These emigrants, called Israelites, or Children of Israel, account for the presence of the enslaved people whom Moses led out of captivity three hundred years later.
One thing seems quite sure, and that is that they were a peculiar people then, with the pride of the desert in their veins, for they stood socially aloof and did not mix with the Egyptians. They still had their own god and clung to their own ways and customs.
That very naive account in the first chapter of Exodus of how they had two midwives, "and the name of one was Shiphrah and the other Puah," is as fine in its elusive exactitude as an Uncle Remus story. Children always want to know the names of people. These two Hebrew midwives were bribed by the King of Egypt—ruler over twenty million people—in person, to kill all the Hebrew boy babies. Then the account states that Jehovah was pleased with these Hebrew women who proved false to their master, and Jehovah rewarded them by giving them houses.

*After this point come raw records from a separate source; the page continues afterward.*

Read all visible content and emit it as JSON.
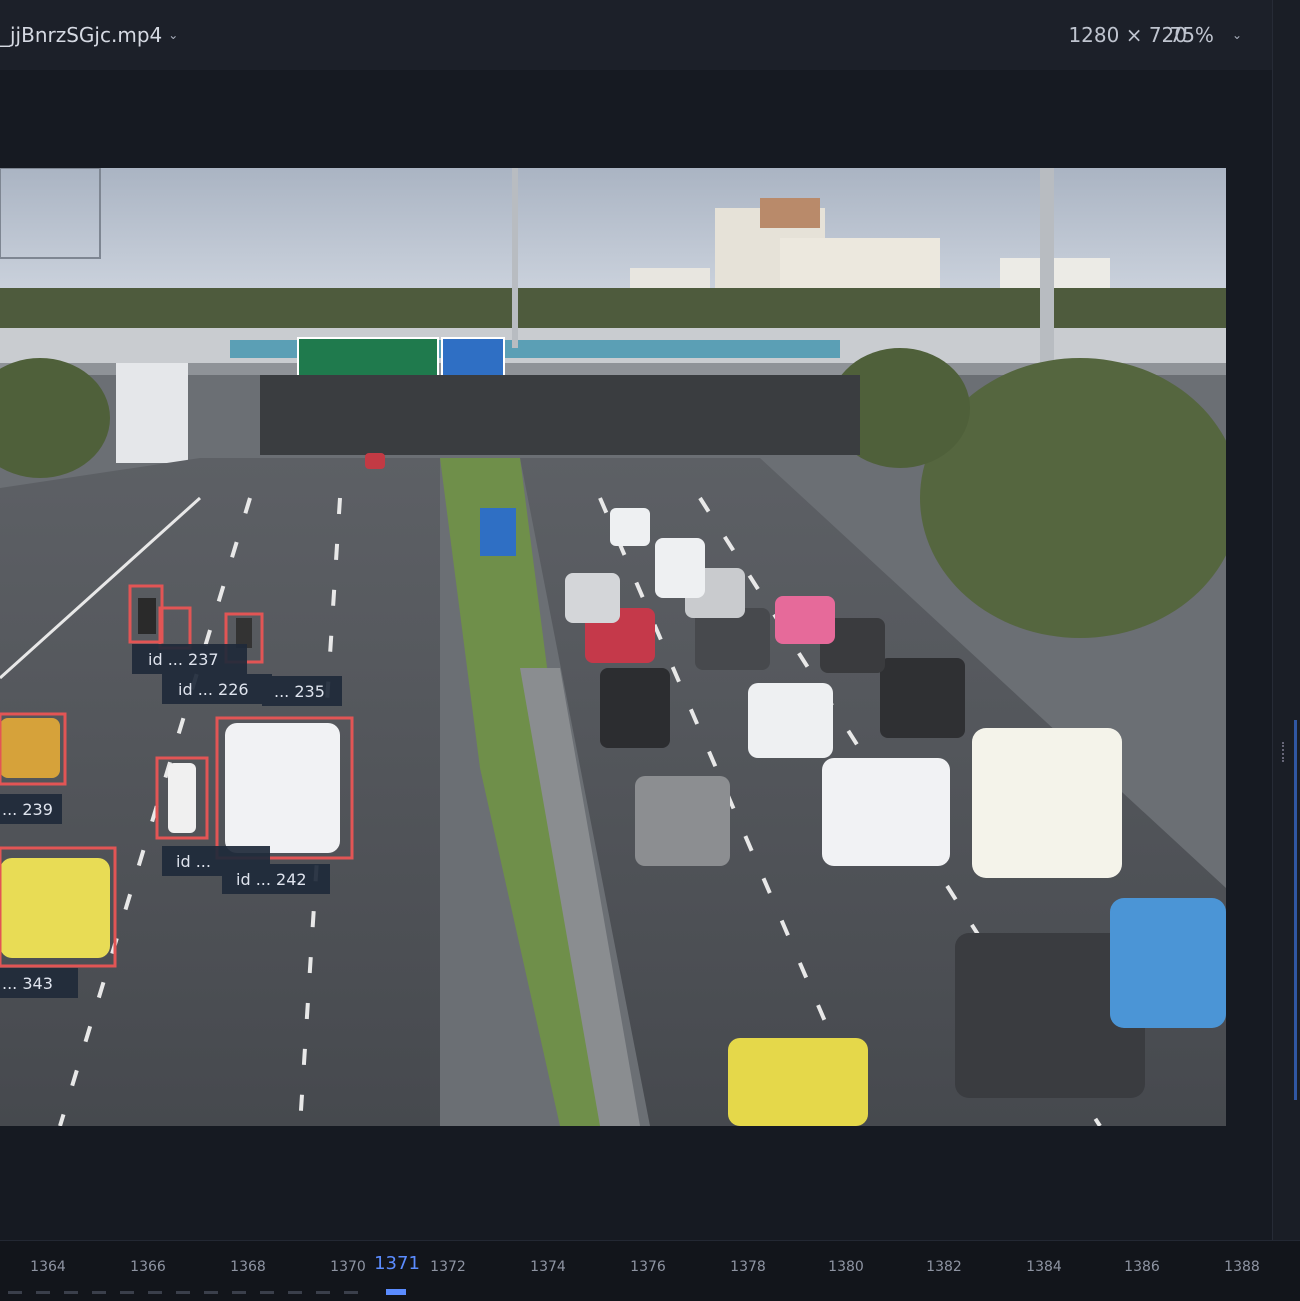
{
  "header": {
    "file_name": "_jjBnrzSGjc.mp4",
    "resolution": "1280 × 720",
    "zoom": "75%"
  },
  "detections": [
    {
      "label": "id ... 237",
      "color": "#e25555"
    },
    {
      "label": "id ... 226",
      "color": "#e25555"
    },
    {
      "label": "... 235",
      "color": "#e25555"
    },
    {
      "label": "... 239",
      "color": "#e25555"
    },
    {
      "label": "id ...",
      "color": "#e25555"
    },
    {
      "label": "id ... 242",
      "color": "#e25555"
    },
    {
      "label": "... 343",
      "color": "#e25555"
    }
  ],
  "timeline": {
    "current_frame": "1371",
    "ticks": [
      "1364",
      "1366",
      "1368",
      "1370",
      "1372",
      "1374",
      "1376",
      "1378",
      "1380",
      "1382",
      "1384",
      "1386",
      "1388"
    ]
  },
  "colors": {
    "accent": "#5b8cff",
    "box": "#e25555",
    "background": "#15181f"
  }
}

This order to kill the Hebrew children must have gone into execution, if at all, about the time of the birth of Moses, because Aaron, the brother of Moses, and three years older, certainly was not killed.
Whether Moses was the son of Pharaoh's daughter, his father an Israelite, or both of his parents were Israelites, is problematic. Royal families are not apt to adopt an unknown waif into the royal household and bring him up as their royal own, especially if this waif belongs to what is regarded as an inferior race. The tie of motherhood is the only one that could over-rule caste and override prejudice. If the daughter of Pharaoh, or more properly "the Pharaoh," were the mother of Moses, she had a better reason for hiding him in the bulrushes than did the daughter of a Levite, for the order to kill these profitable workers is extremely doubtful. The strength, skill and ability of the Israelites formed a valuable acquisition to the Egyptians, and what they wanted was more Israelites, not fewer.
Judging from the statement that there were only two midwives, there were only a few hundred Israelites—perhaps between one and two thousand, at most.
So leaving the legend of the childhood of Moses with just enough mystery mixed in it to give it a perpetual piquancy, we learn that he was brought up an Egyptian, as the son of Pharaoh's daughter, and that it was she who gave him his name.
Philo and Josephus give various sidelights on the life and character of Moses. The Midrash or Commentaries on the History of the Jews, composed, added to or modified by many men, extending over a period of twenty centuries, also add their weight, even though the value of these Commentaries is conjectural.
Egyptian accounts of Moses and the Israelites come to us through Hellenic sources, and very naturally are not complimentary. These picture Moses, or Osarsiph, as they call him, as an agitator, an undesirable citizen, who sought to overturn the government, and failing in this, fled to the desert with a few hundred outlaws. They managed to hold out against the forces sent to capture them, were gradually added to by other refugees, and through the organizing genius of Moses were rounded into a strong tribe.
That Moses was their supreme ruler, and that to better hold his people in check he devised a religious ritual for them, and impressed his god, Jehovah, upon them, almost to the exclusion of all other gods, and thus formed them into a religious whole, is beyond question. No matter what the cause of the uprising, or who was to blame for it, the fact is undisputed that Moses led a revolt in Egypt, and the people he carried with him in this exodus formed the nucleus of the Hebrew Nation. And further, the fact is beyond dispute that the personality of Moses was the prime cementing factor in the making of the nation. The power, poise, patience and unwavering self-reliance of the man, through his faith in the god Jehovah, are all beyond dispute. Things happen because the man makes them happen.